3. Son approche, strictement négative (« dépasser »), locale ou multi-locale (« les conflits ») et circonstanciée (ne traiter que des conflits « inutiles »), est nécessaire pour éviter les paradoxes induits par toutes les formes d’absolu, même celles qu’on croit « positives », par exemple le Bonheur, la Vérité, le Salut et même la Paix.

N.B. C’est pour des raisons similaires que, depuis le IV° siècle, la théologie chrétienne est essentiellement « négative ».


4. « Dépasser les conflits inutiles » ?
Explorons chacun de ces termes…
Dépasser : la démarche métalogique s’attache prioritairement à des conflits constatés ou, du moins, émergents.
Conflits: pour qu’il y ait conflit, il faut que les acteurs concernés poursuivent des objectifs qui leurs semblent incompatibles.
Inutiles : ces conflits peuvent être « dépassés ». Encore faut-il que les acteurs le croient, le choisissent ensemble et agissent en conséquence. « Inutiles » sont alors les conflits qu’on a décidé de dépasser, de même que les conflits passés devenus sans objet.

5. Est-ce à dire que certains conflits sont « utiles » ?
Oui, du point de vue de ceux qui, pris dedans, s’efforcent de prévaloir.
Il suffit qu’un seul d’entre nous déclare qu’un conflit est utile, ou le sera un jour, pour qu’il nous faille déclarer : « Oui, certains conflits sont utiles à certains ».

6. Mais qui peut déclarer que tel conflit est utile ?
Celui-là seul qui y est engagé, qu’il en revendique ou non la responsabilité.
Pourquoi « celui-là » et pas « ceux-là » ? Parce qu’il suffit qu’un seul déclare un conflit pour qu’il y en ait un, et parce que cette décision est à prendre, à son niveau, par chacun.

7. Qu’est-ce alors que le « dépassement » d’un conflit ?
Le processus qui conduit tous les acteurs impliqués à le déclarer « inutile », puis « sans objet » ou « passé ».
Comment y parvient-on ? Par la parole et l’action des acteurs en conflit, et avec eux, en vue de rendre compatibles les objectifs de chacun.
Encore voit-on souvent que ces acteurs dépendent d’autres qui ne se soucient pas des belligérants apparents mais de leurs intérêts.

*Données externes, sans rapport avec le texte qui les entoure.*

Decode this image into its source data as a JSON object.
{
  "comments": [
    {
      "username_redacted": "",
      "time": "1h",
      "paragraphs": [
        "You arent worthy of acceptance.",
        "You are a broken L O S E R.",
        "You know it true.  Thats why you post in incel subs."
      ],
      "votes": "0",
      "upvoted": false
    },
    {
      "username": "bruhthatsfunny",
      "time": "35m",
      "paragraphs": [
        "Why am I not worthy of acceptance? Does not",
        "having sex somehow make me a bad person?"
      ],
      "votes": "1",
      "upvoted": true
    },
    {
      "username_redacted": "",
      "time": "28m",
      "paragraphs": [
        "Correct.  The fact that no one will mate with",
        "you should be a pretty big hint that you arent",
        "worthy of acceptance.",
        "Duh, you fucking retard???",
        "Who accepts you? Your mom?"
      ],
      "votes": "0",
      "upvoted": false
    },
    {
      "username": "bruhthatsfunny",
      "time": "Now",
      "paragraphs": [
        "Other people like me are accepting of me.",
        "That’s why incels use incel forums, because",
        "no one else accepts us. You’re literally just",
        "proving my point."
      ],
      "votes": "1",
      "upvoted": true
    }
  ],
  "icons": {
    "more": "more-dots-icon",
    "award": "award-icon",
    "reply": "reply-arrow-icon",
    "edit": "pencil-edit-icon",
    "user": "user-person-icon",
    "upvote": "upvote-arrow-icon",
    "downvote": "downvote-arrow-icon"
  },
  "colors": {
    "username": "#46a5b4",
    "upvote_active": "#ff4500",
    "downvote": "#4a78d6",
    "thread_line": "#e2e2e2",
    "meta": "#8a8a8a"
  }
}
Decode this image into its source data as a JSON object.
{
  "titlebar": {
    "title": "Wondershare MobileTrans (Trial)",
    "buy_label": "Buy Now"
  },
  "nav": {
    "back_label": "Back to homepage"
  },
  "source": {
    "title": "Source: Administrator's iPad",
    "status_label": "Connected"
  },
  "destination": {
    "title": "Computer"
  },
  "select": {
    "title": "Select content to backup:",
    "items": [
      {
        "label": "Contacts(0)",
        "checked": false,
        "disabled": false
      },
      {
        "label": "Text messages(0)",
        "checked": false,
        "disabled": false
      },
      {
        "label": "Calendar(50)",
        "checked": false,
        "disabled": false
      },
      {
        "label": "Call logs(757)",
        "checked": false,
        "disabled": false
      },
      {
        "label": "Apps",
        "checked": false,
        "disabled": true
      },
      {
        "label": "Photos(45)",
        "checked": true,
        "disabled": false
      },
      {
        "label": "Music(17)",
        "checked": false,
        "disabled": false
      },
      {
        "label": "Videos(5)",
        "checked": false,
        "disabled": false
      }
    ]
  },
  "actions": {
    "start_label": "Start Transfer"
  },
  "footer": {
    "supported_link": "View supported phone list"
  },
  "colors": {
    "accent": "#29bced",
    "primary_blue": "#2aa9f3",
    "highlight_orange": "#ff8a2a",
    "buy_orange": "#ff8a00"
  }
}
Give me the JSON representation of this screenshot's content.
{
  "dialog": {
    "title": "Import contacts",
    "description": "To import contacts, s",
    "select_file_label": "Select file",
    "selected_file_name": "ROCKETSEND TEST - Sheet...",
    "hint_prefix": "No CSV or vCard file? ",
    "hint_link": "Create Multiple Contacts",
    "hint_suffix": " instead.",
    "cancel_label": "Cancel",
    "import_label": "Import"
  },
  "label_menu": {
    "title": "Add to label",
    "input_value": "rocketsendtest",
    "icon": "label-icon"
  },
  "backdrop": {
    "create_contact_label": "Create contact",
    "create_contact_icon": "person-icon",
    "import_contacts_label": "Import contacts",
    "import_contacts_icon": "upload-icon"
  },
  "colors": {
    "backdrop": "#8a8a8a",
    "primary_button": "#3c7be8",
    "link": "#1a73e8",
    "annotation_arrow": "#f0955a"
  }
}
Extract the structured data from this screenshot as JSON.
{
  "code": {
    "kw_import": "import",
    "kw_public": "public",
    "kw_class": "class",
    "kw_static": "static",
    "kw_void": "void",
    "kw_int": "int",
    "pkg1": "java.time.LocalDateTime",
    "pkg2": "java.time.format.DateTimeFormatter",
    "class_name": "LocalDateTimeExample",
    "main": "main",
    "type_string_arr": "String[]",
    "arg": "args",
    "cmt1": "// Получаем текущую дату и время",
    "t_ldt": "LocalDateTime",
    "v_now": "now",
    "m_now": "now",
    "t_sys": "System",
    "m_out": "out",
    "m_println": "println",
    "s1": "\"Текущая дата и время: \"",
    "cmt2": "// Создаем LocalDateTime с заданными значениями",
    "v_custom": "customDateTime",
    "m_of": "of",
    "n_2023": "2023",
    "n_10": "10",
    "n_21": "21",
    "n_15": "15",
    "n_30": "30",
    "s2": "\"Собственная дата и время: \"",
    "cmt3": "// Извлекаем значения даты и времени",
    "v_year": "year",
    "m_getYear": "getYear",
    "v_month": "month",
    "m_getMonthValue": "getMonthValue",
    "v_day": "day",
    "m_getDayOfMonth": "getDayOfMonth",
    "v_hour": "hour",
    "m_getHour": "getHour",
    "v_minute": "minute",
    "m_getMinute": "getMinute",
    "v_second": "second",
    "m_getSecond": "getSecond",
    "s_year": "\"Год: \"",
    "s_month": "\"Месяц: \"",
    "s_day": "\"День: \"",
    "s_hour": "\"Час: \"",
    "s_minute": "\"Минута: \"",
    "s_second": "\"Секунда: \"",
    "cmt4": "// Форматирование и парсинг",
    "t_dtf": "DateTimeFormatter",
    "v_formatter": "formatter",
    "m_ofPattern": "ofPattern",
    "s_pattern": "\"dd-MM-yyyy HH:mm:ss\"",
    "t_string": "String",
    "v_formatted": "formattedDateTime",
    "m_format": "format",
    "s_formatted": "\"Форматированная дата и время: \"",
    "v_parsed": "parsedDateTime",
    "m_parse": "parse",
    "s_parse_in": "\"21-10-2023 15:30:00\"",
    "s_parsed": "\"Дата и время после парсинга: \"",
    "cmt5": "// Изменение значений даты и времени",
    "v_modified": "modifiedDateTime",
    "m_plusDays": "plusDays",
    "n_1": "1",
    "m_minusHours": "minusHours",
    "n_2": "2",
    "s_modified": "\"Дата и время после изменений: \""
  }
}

8. Appelons donc « métalogique » la démarche suivante…
Dans chaque conflit, dépasser chacune des logiques à l’œuvre par rapport aux autres, ainsi que chacune des logiques environnantes qui concourent à la situation d’incompatibilité, le but étant de de parvenir à un système d’ensemble (à une « métalogique« ) sur laquelle on s’accorde.

9. On ne saurait cependant en déduire, pour tous et tout le temps, un ordre, une hiérarchie ou des vérités métalogiques : il suffit qu’un se déclare en conflit pour qu’un tel ordre soit désordre, qu’une telle hiérarchie devienne illégitime, et que de telles vérités soient mensonges.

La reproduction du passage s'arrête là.